17 An Experimental Approach to Science
The shift from alchemy to science occurred in the 1500s in Europe. In the 1700s, scientist by the name of Antoine-Laurent Lavoisier, transformed science of observation into science of measurement by creating a balance to measure mass. He also helped to settle an ongoing debate about how materials burn. He showed that oxygen is required for materials to burn.

18 The Scientific Method The scientific method is a logical, systematic approach to the solution of a scientific problem. Steps involved: Making Observations Testing Hypotheses Developing Theories Making an observation can lead to a question. Creating an answer to a question becomes the hypothesis. An experiment is designed to test the hypothesis. Once the results of the experiment have been repeated, then a theory is developed which is a well-tested explanation for a broad set of observations.

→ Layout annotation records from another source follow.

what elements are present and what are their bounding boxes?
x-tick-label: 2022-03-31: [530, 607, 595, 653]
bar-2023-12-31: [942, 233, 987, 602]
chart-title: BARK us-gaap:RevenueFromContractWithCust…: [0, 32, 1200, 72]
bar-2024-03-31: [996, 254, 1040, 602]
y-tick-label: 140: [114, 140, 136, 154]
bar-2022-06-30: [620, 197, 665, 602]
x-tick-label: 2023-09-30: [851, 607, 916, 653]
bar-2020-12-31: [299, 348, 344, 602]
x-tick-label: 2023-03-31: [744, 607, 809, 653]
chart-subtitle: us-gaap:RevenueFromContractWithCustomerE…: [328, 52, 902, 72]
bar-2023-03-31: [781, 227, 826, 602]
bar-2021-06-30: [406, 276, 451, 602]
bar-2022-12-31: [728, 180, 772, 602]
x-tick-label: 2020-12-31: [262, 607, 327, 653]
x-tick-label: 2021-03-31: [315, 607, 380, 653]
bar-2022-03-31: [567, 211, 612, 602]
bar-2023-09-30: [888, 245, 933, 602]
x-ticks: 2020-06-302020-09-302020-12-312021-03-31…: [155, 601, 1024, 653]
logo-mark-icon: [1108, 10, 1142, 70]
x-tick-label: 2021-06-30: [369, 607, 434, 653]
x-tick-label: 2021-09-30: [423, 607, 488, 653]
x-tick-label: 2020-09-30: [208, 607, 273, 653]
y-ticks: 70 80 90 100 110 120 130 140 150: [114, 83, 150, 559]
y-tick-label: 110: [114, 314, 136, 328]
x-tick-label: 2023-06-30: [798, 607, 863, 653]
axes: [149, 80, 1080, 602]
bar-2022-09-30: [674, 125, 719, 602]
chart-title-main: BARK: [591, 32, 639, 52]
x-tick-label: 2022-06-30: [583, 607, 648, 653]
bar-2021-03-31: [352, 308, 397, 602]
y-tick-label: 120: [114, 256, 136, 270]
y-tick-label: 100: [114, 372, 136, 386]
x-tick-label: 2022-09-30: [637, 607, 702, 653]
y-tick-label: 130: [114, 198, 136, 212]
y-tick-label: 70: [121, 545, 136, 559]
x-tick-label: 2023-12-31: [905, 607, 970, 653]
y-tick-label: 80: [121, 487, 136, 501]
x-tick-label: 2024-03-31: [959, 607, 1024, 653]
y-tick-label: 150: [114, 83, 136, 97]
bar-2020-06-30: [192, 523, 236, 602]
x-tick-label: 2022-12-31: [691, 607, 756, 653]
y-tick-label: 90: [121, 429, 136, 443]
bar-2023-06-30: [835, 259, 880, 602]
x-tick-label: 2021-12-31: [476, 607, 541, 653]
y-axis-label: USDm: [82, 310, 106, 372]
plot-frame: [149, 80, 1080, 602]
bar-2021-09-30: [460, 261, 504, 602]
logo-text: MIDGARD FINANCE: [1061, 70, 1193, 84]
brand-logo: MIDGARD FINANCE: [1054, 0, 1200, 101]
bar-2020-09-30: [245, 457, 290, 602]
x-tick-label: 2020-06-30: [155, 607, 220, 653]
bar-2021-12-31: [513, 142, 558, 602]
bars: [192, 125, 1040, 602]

19 Collaboration and Communication
In the scientific community, it is common for scientists to work together. When scientists collaborate, and communicate, they increase the likelihood of a successful outcome. Collaboration: A group of scientists working together to reach a common goal (ex. Scientists from different fields coming together to work on cancer research). Communication: How scientists exchange and share information with one another (ex. Communication face to face through collaboration, publishing information in scientific journals, , phone, Internet etc.).

20 Problem solving in chemistry
Section 1.4

21 Skills Used in Solving Problems
Effective problem solving always involves developing a plan and then implementing that plan. Problem solving skills are not specific to science (ex. Deciding which brands of food to buy at the supermarket comparing nutrition, price, etc.). When problem solving, you may utilize data tables, graphs, and other visual aids.

22 Solving Numeric Problems
Measurement is such an important part of chemistry, therefore, a lot of word problems do involve math skills. This process can be broken down into three steps: analyze, calculate, evaluate. Analyze: Identify what is unknown and what is known, determine what units are used, make a plan for how to get the unknown. Calculate: Solve for the unknown which may involve unit conversions and/or rearranging formulas. Evaluate: Is the answer reasonable? Does it make sense? If not, reread the problem and try to figure out where you went wrong.

23 Solving Conceptual Problems
Some problems in chemistry simply ask you to apply the concepts you are studying to a new situation instead of performing calculations. This process can be broken down into two steps: analyze and solve. Analyze: Still identify what is known and what is unknown and make a plan. Solve: Use your plan to solve for the unknown.